Même si le recours à des points de vue et des pers­pec­tives dif­fé­rents de ceux que l’œil humain adopte dans des cir­cons­tances habi­tuelles était un carac­tère dis­tinc­tif des réa­li­sa­teurs lati­no-amé­ri­cains en ques­tion, ceux-ci n’ont jamais reven­di­qué la supé­rio­ri­té de la camé­ra sur l’œil. Les impor­tantes limi­ta­tions tech­niques aux­quelles ils étaient confron­tés les ont bien sou­vent contraints à réa­li­ser les films en dépit d’équipements en mau­vais état. Le col­lage lati­no-amé­ri­cain doit plus à la pré­ca­ri­té de l’œil de la camé­ra qu’à sa supé­rio­ri­té sur l’œil humain.

  1. Avec Álva­rez, le prin­ci­pal modèle cubain pour le docu­men­taire à base de col­lages est Nicolás Guillén Lan­drián (Cof­fea Ará­bi­ga, 1968), cepen­dant ses pro­blèmes avec la direc­tion de l’ICAIC et avec le régime cubain l’ont empê­ché de déve­lop­per plei­ne­ment sa car­rière de cinéaste. 
  2. Amir Laba­ki, Amir Laba­ki, El ojo de la Revo­lu­ción. El cine urgente de San­tia­go Álva­rez, São Pau­lo, Ilu­mi­nu­ras, 1994, p. 40. 
  3. Edmun­do Aray, San­tia­go Álva­rez cro­nis­ta del ter­cer mun­do, Cara­cas, Cine­ma­te­ca Nacio­nal, 1983, p. 232.

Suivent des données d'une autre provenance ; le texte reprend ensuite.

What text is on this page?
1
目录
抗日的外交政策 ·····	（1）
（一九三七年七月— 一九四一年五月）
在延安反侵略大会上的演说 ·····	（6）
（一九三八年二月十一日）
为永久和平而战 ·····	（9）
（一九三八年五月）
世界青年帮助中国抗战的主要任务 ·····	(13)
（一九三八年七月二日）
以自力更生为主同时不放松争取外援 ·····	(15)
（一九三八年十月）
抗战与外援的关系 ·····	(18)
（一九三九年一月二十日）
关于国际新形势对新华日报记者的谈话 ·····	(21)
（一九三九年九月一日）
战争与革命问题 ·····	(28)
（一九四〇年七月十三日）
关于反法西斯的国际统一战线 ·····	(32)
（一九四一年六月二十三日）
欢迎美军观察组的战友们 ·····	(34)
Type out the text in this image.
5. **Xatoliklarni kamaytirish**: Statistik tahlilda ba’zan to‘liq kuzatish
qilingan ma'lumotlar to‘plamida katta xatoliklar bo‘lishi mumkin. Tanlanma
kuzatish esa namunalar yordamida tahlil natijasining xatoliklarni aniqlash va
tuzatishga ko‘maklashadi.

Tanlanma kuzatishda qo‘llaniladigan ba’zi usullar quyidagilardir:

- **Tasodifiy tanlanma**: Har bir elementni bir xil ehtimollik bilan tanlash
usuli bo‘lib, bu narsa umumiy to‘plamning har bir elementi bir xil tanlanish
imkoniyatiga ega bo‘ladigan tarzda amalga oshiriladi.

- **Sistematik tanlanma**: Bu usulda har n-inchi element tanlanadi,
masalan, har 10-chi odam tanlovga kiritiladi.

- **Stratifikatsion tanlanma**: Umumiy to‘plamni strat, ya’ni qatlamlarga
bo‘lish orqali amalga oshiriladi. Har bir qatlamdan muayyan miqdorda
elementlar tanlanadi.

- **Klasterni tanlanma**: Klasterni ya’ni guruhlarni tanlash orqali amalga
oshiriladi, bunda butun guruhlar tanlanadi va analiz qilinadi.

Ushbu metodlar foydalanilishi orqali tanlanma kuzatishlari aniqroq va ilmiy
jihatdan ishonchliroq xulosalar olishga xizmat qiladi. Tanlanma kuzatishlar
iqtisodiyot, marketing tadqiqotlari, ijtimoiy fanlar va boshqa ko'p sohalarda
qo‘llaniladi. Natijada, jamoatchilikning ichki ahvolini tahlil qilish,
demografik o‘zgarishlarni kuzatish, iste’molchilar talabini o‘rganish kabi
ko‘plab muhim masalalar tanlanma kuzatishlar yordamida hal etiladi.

  4. Fer­nan­do Bir­ri, Soñar con los ojos abier­tos : las trein­ta lec­ciones de Stan­ford, Bue­nos Aires : Agui­lar, Altea, Tau­rus, Alfa­gua­ra, 2007, p. 70.
  5. Louis Mar­co­relles, “L’Heure des bra­siers : L’épreuve du direct” (Inter­view de Fer­nan­do Sola­nas), Cahiers du Ciné­ma, n° 210, Paris, mars 1969, p. 63. 
  6. Octa­vio Geti­no et Fer­nan­do Sola­nas, “Vers un troi­sième ciné­ma”, Tri­con­ti­nen­tal nº 3, Paris, 1969, p. 96.
  7. Car­los Flores, entre­tien mené par Clau­dio Sali­nas Muñoz, Hans Stange Mar­cus, His­to­ria del Cine Expe­ri­men­tal en la Uni­ver­si­dad de Chile 1957 – 1973, San­tia­go du Chi­li, Uqbar Edi­tores, 2008, p. 139. 
  8. Dzi­ga Ver­tov, Articles, jour­naux, pro­jets, Paris, Cahiers du Ciné­ma, Union géné­rale d’éditions, 1972, p. 29 – 30. 
  9. Jacques Aumont, Les Théo­ries des cinéastes, Paris, Armand Colin, 2011, p. 19. 
  10. Gilles Deleuze, Ciné­ma 1. L’image mou­ve­ment, Paris, Édi­tions de Minuit, 1983, p. 118. 
  11. María Lui­sa Orte­ga, op. cit., p. 115.
  12. Révo­lu­tion des Kinoks, Lef nº 3, juin 1923.